Judge Won't Let Rajaratnam's Brother Slide
MANHATTAN (CN) - Inside trader Raj Rajaratnam's little brother can't shake similar charges filed against him last year, a federal judge ruled.
U.S. District Judge Naomi Reice Buchwald found that the indictment against Rengan Rajaratnam, the younger brother of Galleon Group founder Raj Rajaratnam, held enough water for him to face criminal charges of insider trading.
While Buchwald found that two securities fraud charges didn't stack up to a conspiracy charge in the younger Rajaratnam's case, she declined to dismiss them pending government action on how to proceed.
She indicated that she would toss those counts unless prosecutors could provide a "logical theory as to how defendant aided and abetted the alleged securities fraud." She gave the government until May 1 to determine how to proceed.

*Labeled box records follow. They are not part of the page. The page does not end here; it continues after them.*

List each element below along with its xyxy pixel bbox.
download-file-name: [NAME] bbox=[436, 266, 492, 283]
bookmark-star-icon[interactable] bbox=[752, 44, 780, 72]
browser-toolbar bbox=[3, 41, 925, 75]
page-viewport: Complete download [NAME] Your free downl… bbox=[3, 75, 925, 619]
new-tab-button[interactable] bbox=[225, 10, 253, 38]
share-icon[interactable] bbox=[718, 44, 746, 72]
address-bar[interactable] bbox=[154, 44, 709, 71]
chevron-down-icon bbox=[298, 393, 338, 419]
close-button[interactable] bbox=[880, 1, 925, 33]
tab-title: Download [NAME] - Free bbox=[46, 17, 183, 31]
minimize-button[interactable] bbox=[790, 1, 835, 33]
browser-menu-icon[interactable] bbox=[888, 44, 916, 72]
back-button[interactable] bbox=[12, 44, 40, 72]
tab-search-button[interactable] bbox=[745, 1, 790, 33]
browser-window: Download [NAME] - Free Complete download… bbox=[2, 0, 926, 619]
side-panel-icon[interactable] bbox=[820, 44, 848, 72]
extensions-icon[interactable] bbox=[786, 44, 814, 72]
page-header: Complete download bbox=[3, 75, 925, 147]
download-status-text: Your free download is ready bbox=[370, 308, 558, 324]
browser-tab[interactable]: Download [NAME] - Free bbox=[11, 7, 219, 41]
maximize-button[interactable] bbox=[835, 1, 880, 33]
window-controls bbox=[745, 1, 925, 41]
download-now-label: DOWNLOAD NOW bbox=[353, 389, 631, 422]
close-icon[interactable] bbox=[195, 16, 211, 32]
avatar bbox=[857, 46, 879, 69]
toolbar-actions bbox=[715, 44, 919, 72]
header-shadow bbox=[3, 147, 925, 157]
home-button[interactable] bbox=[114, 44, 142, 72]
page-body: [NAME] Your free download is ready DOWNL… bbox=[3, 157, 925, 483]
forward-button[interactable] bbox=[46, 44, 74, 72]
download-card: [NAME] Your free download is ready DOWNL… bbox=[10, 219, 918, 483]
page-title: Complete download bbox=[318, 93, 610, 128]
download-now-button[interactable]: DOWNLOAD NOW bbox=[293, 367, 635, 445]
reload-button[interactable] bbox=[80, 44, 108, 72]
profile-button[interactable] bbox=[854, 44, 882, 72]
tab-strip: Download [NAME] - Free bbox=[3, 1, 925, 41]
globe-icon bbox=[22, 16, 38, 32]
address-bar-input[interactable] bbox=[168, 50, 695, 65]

"The indictment tracks the language of the relevant statutes, provides sufficient particulars to apprise defendants of the charges against him and avoid double jeopardy problems, and adequately alleges the essential elements of tippee liability that have developed through case law," Buchwald wrote.
Raj Rajaratnam was sentenced to 11 years in prison in October 2011 after a jury convicted him of insider trading. Rengan Rajaratnam, who worked for his older brother as a portfolio manager at Galleon, was charged in March 2013 with seven counts of conspiracy and securities fraud.
Prosecutors say Raj Rajaratnam got insider information from Rajiv Goel and Anil Kumar on stock of Clearwire Corp. and Advanced Micro Devices, then supplied the information to his younger brother, who traded on the information in his personal brokerage account at Fidelity Investments and other Galleon Group funds.
The younger Rajaratnam's lawyers sought to have the case tossed, arguing that the charges against him failed to "allege the essential elements of the crimes charged," and sought to dismiss two counts as repugnant, claiming the charges failed to show that Rengan Rajaratnam knew that the two insiders who provided his brother with nonpublic information got kickbacks in exchange for the tips.
But Buchwald was not persuaded, finding that the indictment was enough to give Rajaratnam notice of the charges against him.
Rengan Rajaratnam also argued that he didn't know that the tippers were getting benefits for their information, and therefore didn't break the law.
But the issue of whether a tippee must have knowledge of a tipper's personal benefit in order to be held criminally liable has not yet been resolved by the 2nd Circuit, the judge noted.
"In this regard, we fully appreciate that the parties need guidance on the legal issue in advance of trial," she wrote. "If such guidance is not available sufficiently before trial, the parties will be informed of this court's view on the pending issue."